Let us be honest in debating marijuana
DELEGATE Michael Manypenny, D-Taylor, introduced a bill last session to legalize medical marijuana. The bill went nowhere but deserves discussion.
Let us talk, but make the debate an honest one about marijuana itself.
While pot can be an herbal medicine, its main use is recreational. Lawmakers are the last people who should decide whether a joint or two helps glaucoma.
Legalizing medical marijuana would add confusion to an already confusing situation.
With Colorado and the state of Washington legalizing marijuana in full, West Virginians should consider these arguments:
1. Legalization would legitimize a currently robust underground economy, which would encourage a new group of entrepreneurs while discouraging criminal involvement.
2. Legalization eliminates the cost of enforcing this law and punishing offenders.
3. Legalization could attract tourists as well as adding to the state's coffers.
4. But legalization also means more driving under the influence and other societal problems.
William F. Buckley Jr. made the conservative case for legalization throughout the final 40 years of his life.
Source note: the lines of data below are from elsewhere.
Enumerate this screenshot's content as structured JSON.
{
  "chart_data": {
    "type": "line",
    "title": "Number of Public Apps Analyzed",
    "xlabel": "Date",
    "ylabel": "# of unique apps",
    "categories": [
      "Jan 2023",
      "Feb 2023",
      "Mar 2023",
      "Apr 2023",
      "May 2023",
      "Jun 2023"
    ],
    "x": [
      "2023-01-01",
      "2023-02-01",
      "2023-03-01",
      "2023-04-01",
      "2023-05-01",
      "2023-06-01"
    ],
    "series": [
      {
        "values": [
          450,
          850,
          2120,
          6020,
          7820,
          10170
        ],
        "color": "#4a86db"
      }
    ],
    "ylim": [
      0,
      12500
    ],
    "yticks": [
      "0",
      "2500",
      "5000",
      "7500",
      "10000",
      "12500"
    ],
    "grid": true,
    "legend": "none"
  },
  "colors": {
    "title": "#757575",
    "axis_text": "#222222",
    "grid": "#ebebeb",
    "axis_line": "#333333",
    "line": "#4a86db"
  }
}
"Legal practices should be informed by realities," Buckley wrote in 2004.
"These are enlightening, in the matter of marijuana. There are approximately 700,000 marijuana-related arrests made very year.
"Most of these - 87 percent - involve nothing more than mere possession of small amounts of marijuana. This exercise in scrupulosity costs us $10-15 billion per year in direct expenditures alone."
However, legalization also has its costs from abusers of the drug, including traffic fatalities.
Another conservative proponent is Rich Lowry, editor of the National Review, which Buckley founded.
"Marijuana is not harmless, and its use should be discouraged, but in the same way, say, smoking a pack of cigarettes a day should be discouraged," Lowry wrote in 2005. "The criminal-justice system should stay out of it."
This is the discussion the state needs instead of limiting talk to medicinal uses.